Time-Optimal Path Planning under Harvesting Constraints¶
Collaborators: Manan Doshi and Prof. Pierre Lermusiaux
Motivation¶
The past decades have seen a growing use of sea surface craft (sailboats, vessels, ships) and autonomous vehicles (propelled AUVs, ocean gliders, solar-vehicles, etc.) in marine applications ranging from military surveillance to scientific data collection. Central to the effective operation of all autonomous surface and underwater vehicles is efficient and accurate motion control which falls under the purview of path planning. Path planning, in the most general sense, corresponds to a set of rules to be provided to an autonomous robot for navigating from one configuration to another in some optimal fashion. The metric for optimality, however, is problem-dependent and varies based on the user-specified objective, such as minimizing travel time, reducing energy consumption, or maximizing vehicle safety.
Increasingly, having autonomous vehicles collect/harvest external fields from the environment has grown in relevance. The applications in which this is important are numerous. For instance, in the case of energy optimal path planning, where long endurance and low power are crucial, it is important to be able to optimally harvest energy (ex. solar energy) along the way and/or leverage the environment (ex. the velocity field and currents) to reduce energy expenditure. This idea of optimal field collection extends further than just energy and is applicable to problems such as path planning to optimally collect marine plastic pollution or oil spills as well.
For this project, our research goal was simple: to derive exact time-optimal control equations that optimally account for harvesting environmental fields.
Our Research¶
The figure above illustrates the key parameters of the problem we aimed to solve (shown here for energy collection, though our methodology is equally applicable to harvesting other fields such as plastic or oil).
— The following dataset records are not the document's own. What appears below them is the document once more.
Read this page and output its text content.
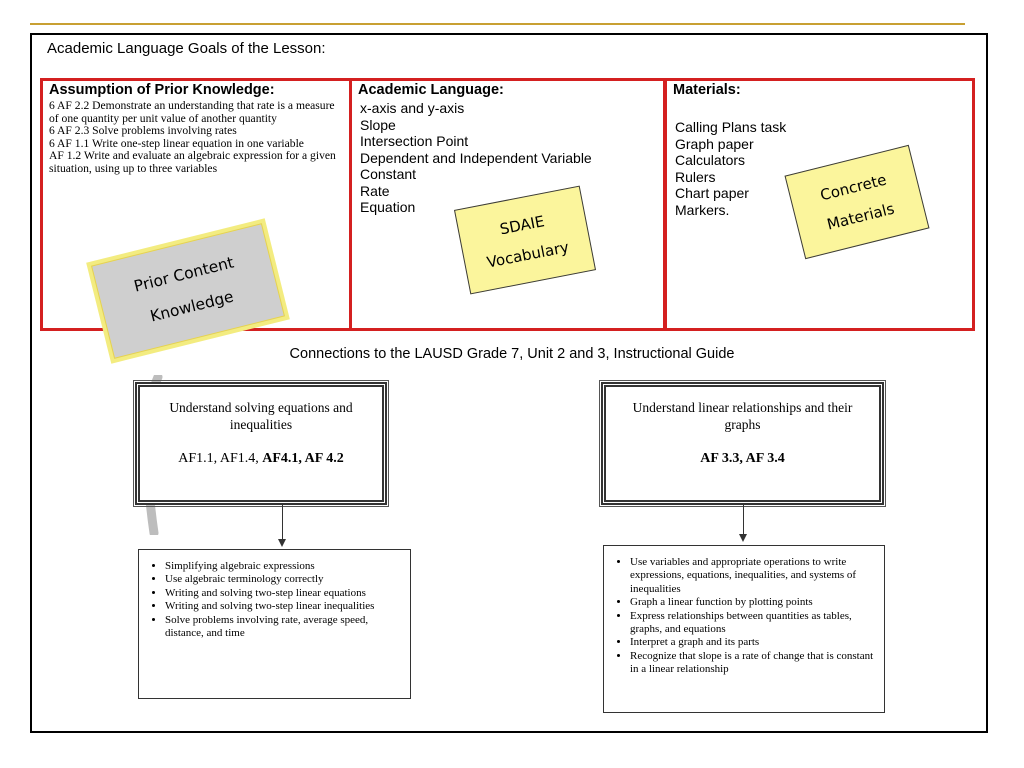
Academic Language Goals of the Lesson:
Assumption of Prior Knowledge:
6 AF 2.2 Demonstrate an understanding that rate is a measure of one quantity per unit value of another quantity
6 AF 2.3 Solve problems involving rates
6 AF 1.1 Write one-step linear equation in one variable
AF 1.2 Write and evaluate an algebraic expression for a given situation, using up to three variables
Academic Language:
x-axis and y-axis
Slope
Intersection Point
Dependent and Independent Variable
Constant
Rate
Equation
Materials:
Calling Plans task
Graph paper
Calculators
Rulers
Chart paper
Markers.
Prior Content
Knowledge
SDAIE
Vocabulary
Concrete
Materials
Connections to the LAUSD Grade 7, Unit 2 and 3, Instructional Guide
Understand solving equations and inequalities
AF1.1, AF1.4, AF4.1, AF 4.2
Understand linear relationships and their graphs
AF 3.3, AF 3.4
• Simplifying algebraic expressions
• Use algebraic terminology correctly
• Writing and solving two-step linear equations
• Writing and solving two-step linear inequalities
• Solve problems involving rate, average speed, distance, and time
• Use variables and appropriate operations to write expressions, equations, inequalities, and systems of inequalities
• Graph a linear function by plotting points
• Express relationships between quantities as tables, graphs, and equations
• Interpret a graph and its parts
• Recognize that slope is a rate of change that is constant in a linear relationship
Our objective was to optimally navigate a vehicle from a specified starting point to a destination in minimal time while meeting the constraint of collecting a specified minimum amount of the external field.
This task is complex due to two main factors: (1) the external velocity field, which may be dynamic and affects the vehicle's movement, and (2) the harvesting process, which must account for the dynamic nature of the background field.
Using principles from optimal control theory, we developed PDE-based schemes that incorporate harvesting as a constraint within the path planning process. These schemes yield globally optimal solutions. The example below demonstrates one of the problems we successfully addressed using this approach.
Sample Case - Time Optimal Path Planning with Energy Constraints¶
This case considers the problem of path planning under energy constraints. We consider the situation where the autonomous vehicle travels at its fixed maximum speed but has freedom to control its heading when navigating. From a given start point, we must additionally plan a path in a highly dynamic flow field to intercept a moving target point (right subfigure in Fig.3). We can further harvest energy from some static input energy field (ex. a solar input field) and the input flux distribution is shown in the left subfigure of Fig. 3. The vehicle starts with 0.325 units of energy and it must reach the target with at least 0.6 units of energy in a minimal amount of time. Note also that since the vehicle speed is constant, its energy expenditure rate is assumed to be a fixed constant in this problem.
Fig. 4 shows the optimal path as returned from our approach for this problem at hand. We see that the vehicle stays for as long as it can in regions with high energy input flux and it uses the external flow field to its advantage in order to reach the target quickly. It is important to reiterate that our PDE-based scheme is able to find the global optimal solution to this path planning problem. No other path exists that can reach the target in less time while also having 0.6 units of energy when reaching the target.